Thursday, May 21, 2015

Fate Is Just the Weight of Circumstances

I should tell you to begin  I’ve never understood the appeal of casino gambling, or gambling in any form. I don’t do sports pools, I don’t play cards (for money or otherwise) and as for the entertainment value of watching a wheel spin with a jumping ball that needs to land on a particular spot for me to make money, or wearing a work glove while I’m pulling a handle or pressing a button to “play” the slots, all of that makes as much sense to me as betting on a horse or greyhound dog. And that makes no sense.

I grasp the concept and here in The Land of Steady Habits, who a quarter of a century ago, permitted “Las Vegas Nights” one-night gambling only as fund-raisers for charities (as opposed to bingo, I guess, where some in my old neighborhood would grab six cards and the marker on their way out of the confessional), we now have two HUGE billion dollar gaming operations at the Foxwoods and Mohegan Sun casinos.

Between them they employ many thousands of people who in the course of the (about) two decades they’ve operated have joined the “New  American Workforce” in the service sector, probably I guess because we have enough engineers, programmers, architects and mechanics and could use more bare subsistence wage earners.

Of course, we don’t call it gambling; how déclassé! Now it’s called gaming. Sort of like Scrabble or “Go Fish” except you can lose your life savings very quickly, but all in a family-friendly environment.

The best thing about the casinos in Eastern Connecticut was, aside from some smallish upstate New York stuff and Atlantic City in New Jersey, they were it. If not actually the Golden Geese, in terms of revenues generated for the state of Connecticut who took a 25% cut of all slot machine revenues, then very definitely some other yellow-tinged fowl.

The good times rolled as did the revenues to the state (to satiate its appetite for spending) but other New England states eyed our Connecticut casinos hungrily, as so many of their residents traveled to The Nutmeg State for family-friendly entertainment, and wondered “why not us?” Indeed.

Eventually the Massachusetts’ statehouse and Governor developed a licensing system to place a limited number of ‘gaming sites’ within the Commonwealth.
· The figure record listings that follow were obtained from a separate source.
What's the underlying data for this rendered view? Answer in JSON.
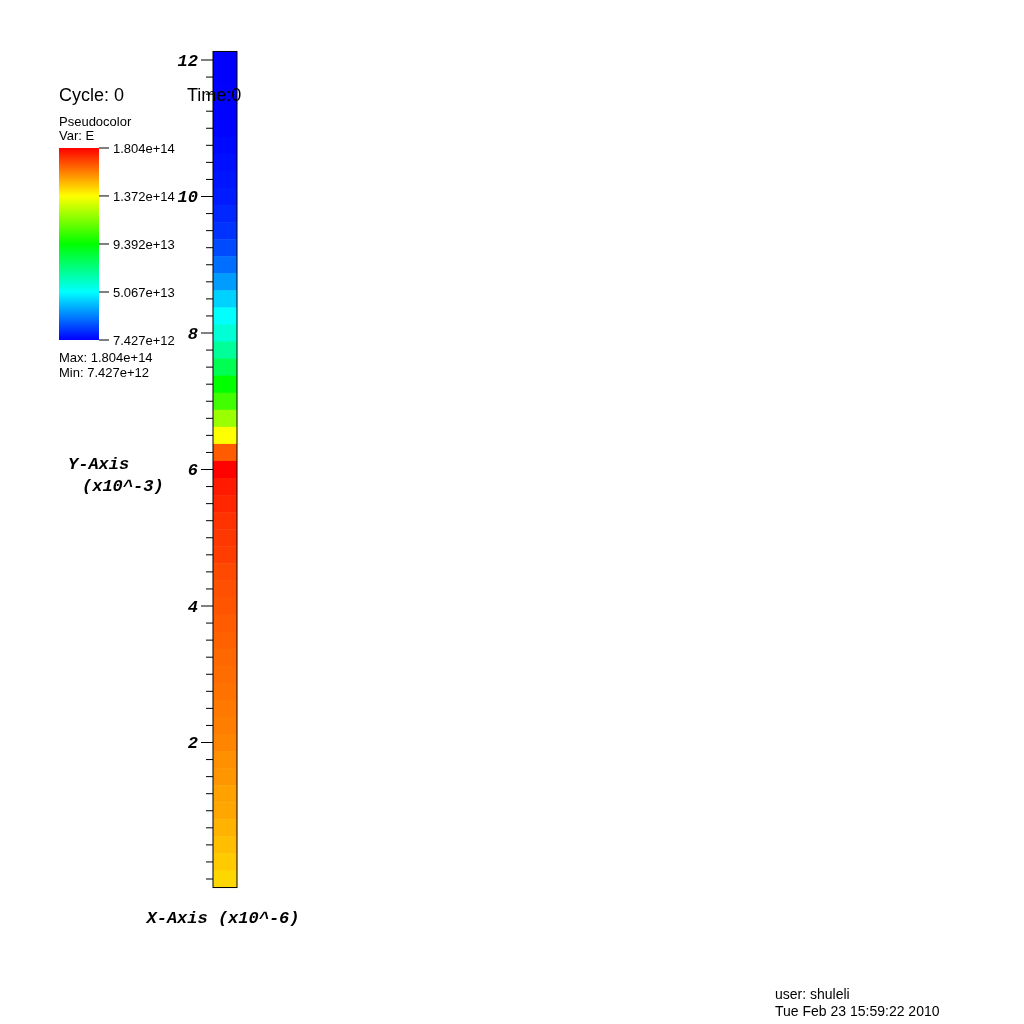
{
  "chart_data": {
    "type": "heatmap",
    "xlabel": "X-Axis (x10^-6)",
    "ylabel": "Y-Axis\n(x10^-3)",
    "legend_title": "Pseudocolor",
    "clabel": "Var: E",
    "annotations": [
      "Cycle: 0",
      "Time:0",
      "Max: 1.804e+14",
      "Min: 7.427e+12",
      "user: shuleli",
      "Tue Feb 23 15:59:22 2010"
    ],
    "categories": [
      null
    ],
    "y_categories": [
      "12",
      null,
      null,
      null,
      null,
      null,
      null,
      null,
      "10",
      null,
      null,
      null,
      null,
      null,
      null,
      null,
      "8",
      null,
      null,
      null,
      null,
      null,
      null,
      null,
      "6",
      null,
      null,
      null,
      null,
      null,
      null,
      null,
      "4",
      null,
      null,
      null,
      null,
      null,
      null,
      null,
      "2",
      null,
      null,
      null,
      null,
      null,
      null,
      null,
      null
    ],
    "cells": [
      [
        7400000000000.0
      ],
      [
        7500000000000.0
      ],
      [
        7600000000000.0
      ],
      [
        7800000000000.0
      ],
      [
        8000000000000.0
      ],
      [
        9000000000000.0
      ],
      [
        10000000000000.0
      ],
      [
        11000000000000.0
      ],
      [
        12000000000000.0
      ],
      [
        14000000000000.0
      ],
      [
        16000000000000.0
      ],
      [
        20000000000000.0
      ],
      [
        26000000000000.0
      ],
      [
        34000000000000.0
      ],
      [
        43000000000000.0
      ],
      [
        51000000000000.0
      ],
      [
        58000000000000.0
      ],
      [
        68000000000000.0
      ],
      [
        80000000000000.0
      ],
      [
        94000000000000.0
      ],
      [
        105000000000000.0
      ],
      [
        120000000000000.0
      ],
      [
        137000000000000.0
      ],
      [
        165000000000000.0
      ],
      [
        180000000000000.0
      ],
      [
        176000000000000.0
      ],
      [
        174000000000000.0
      ],
      [
        172000000000000.0
      ],
      [
        171000000000000.0
      ],
      [
        170000000000000.0
      ],
      [
        168000000000000.0
      ],
      [
        167000000000000.0
      ],
      [
        166000000000000.0
      ],
      [
        165000000000000.0
      ],
      [
        164000000000000.0
      ],
      [
        163000000000000.0
      ],
      [
        162000000000000.0
      ],
      [
        161000000000000.0
      ],
      [
        160000000000000.0
      ],
      [
        159000000000000.0
      ],
      [
        158000000000000.0
      ],
      [
        156000000000000.0
      ],
      [
        155000000000000.0
      ],
      [
        153000000000000.0
      ],
      [
        152000000000000.0
      ],
      [
        150000000000000.0
      ],
      [
        148000000000000.0
      ],
      [
        146000000000000.0
      ],
      [
        144000000000000.0
      ]
    ],
    "clim": [
      7427000000000.0,
      180400000000000.0
    ],
    "cticks": [
      {
        "value": 7427000000000.0,
        "label": "7.427e+12"
      },
      {
        "value": 50670000000000.0,
        "label": "5.067e+13"
      },
      {
        "value": 93920000000000.0,
        "label": "9.392e+13"
      },
      {
        "value": 137200000000000.0,
        "label": "1.372e+14"
      },
      {
        "value": 180400000000000.0,
        "label": "1.804e+14"
      }
    ],
    "tick_labels": "y"
  }
}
Operators bid for the right to run those sites, obviously with  benefits in tax revenues to the state and perhaps some  to the ‘hosting’ municipalities (and in all cases, at a handsome profit for the operators).

Among those who bid, but unsuccessfully, were the two Connecticut tribal casinos who have now allied themselves with state representatives from both the upper and lower chambers to try to pass legislation creating additional casinos strategically placed along Connecticut’s borders to entice gamblers (‘gamers’ is just too stupid to use in this context) driving through our state on their way to Massachusetts.

This according to this news article and thousands like it in recent weeks and months, will “save jobs here in the region,” which is laudable except (and the point of my screed today), where was this concern to “save jobs” when the bidding for licenses was hot and heavy North of the state border?

Was there a concern, to say nothing of a plan, at that time while pursuing those bids about preserving and protecting the jobs that were back at the Mother Ship in Eastern Connecticut? If so, why not just share that plan now with the lobbyists and legislators who are being stampeded to support what is in essence an expansion of gambling throughout a state that had historically run budget surpluses until it discovered what it thought were Easy Riches?

If not, that’s the part of the  equation that should disquiet us, decades too late after we decided we could retain our balance while riding the tiger’s back, because now we are in danger of being in its belly.